Always good to have your commercial bases covered. I scanned the faces of the Nobel laureates. They showed nothing.
“Two—Under laboratory conditions, the Cell Cleaner has demonstrated th
e capacity to leave the bloodstream and travel through human tissue, as do white blood cells. Under laboratory conditions, the Cell Cleaner also has demonstrated the capacity to penetrate a cell wall, as do viruses, with no damage to the cell.”
No problem there—even I knew that the FDA had already licensed a batch of drugs that could do those things. I switched my contact lenses to zoom and saw Miranda Sharifi’s hand steal into Leisha Camden’s. Bad move—every grid journalist and online watcher could see it, too. Didn’t Miranda know any better than to show signs of weakness to the enemy? How had she brought down the entire pseudo-government of Sanctuary, anyway?

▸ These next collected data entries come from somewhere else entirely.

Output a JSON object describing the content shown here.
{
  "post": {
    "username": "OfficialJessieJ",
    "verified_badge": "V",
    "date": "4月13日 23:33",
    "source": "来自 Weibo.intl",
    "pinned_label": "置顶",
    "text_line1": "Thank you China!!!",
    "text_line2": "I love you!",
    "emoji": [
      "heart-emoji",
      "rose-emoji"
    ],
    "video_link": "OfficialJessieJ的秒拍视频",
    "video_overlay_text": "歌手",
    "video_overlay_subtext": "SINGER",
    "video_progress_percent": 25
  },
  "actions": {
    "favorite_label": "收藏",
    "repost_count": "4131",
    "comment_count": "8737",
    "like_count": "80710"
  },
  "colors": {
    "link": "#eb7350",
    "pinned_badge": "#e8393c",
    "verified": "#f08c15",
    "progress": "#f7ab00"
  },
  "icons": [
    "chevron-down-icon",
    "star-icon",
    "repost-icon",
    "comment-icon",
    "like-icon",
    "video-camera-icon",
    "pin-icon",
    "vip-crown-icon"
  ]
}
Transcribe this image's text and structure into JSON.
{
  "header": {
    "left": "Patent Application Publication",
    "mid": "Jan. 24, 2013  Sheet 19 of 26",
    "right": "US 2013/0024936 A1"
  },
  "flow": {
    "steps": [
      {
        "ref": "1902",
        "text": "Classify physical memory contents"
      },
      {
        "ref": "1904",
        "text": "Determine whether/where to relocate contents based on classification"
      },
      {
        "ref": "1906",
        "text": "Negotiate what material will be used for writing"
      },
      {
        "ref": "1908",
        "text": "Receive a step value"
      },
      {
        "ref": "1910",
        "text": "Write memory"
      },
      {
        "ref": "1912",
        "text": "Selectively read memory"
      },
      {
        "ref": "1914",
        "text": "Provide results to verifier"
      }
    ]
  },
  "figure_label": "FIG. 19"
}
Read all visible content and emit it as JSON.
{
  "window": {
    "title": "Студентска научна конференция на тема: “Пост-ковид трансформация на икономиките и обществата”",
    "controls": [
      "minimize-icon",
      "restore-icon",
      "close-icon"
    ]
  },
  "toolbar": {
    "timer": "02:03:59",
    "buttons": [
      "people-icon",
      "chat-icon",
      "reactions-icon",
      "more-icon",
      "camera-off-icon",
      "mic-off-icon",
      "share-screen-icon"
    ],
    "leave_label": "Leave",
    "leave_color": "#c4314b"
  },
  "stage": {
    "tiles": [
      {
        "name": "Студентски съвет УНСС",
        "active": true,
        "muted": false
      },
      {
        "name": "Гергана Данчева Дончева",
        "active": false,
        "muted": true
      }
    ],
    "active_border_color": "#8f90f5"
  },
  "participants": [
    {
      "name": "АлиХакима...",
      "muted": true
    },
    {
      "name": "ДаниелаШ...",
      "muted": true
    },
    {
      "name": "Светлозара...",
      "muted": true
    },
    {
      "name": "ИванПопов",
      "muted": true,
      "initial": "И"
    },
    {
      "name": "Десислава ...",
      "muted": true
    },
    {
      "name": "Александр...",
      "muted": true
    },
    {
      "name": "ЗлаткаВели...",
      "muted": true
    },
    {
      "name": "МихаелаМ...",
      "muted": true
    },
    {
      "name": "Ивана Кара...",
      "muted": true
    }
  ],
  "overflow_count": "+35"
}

“Three—Under laboratory conditions, the Cell Cleaner occupies less than one percent of a typical cell’s volume. Under laboratory conditions, the Cell Cleaner has demonstrated the capacity to be powered by chemicals naturally present in cells.”
Yongers paused and looked challengingly around the room; I didn’t know why. Did she expect any of us to challenge what eight scientists had already stipulated? The Cell Cleaner could have been powered by gerbils on treadmills for all any of us laymen could prove. But only under laboratory conditions, of course.
It was already clear where the opposition would attack.
“Four—Under laboratory conditions, the Cell Cleaner has demonstrated the capacity to replicate at slightly slower than the rate at which bacteria replicate—about twenty minutes per complete division. Under laboratory conditions, this replication has demonstrated the capacity to occur for several hours using only those chemicals normally found in human tissue plus those chemicals contained in the fluid of the original injection. Under laboratory conditions, the Cell Cleaner has demonstrated the capacity to stop replicating after several hours, and to then replicate only to replace damaged units.”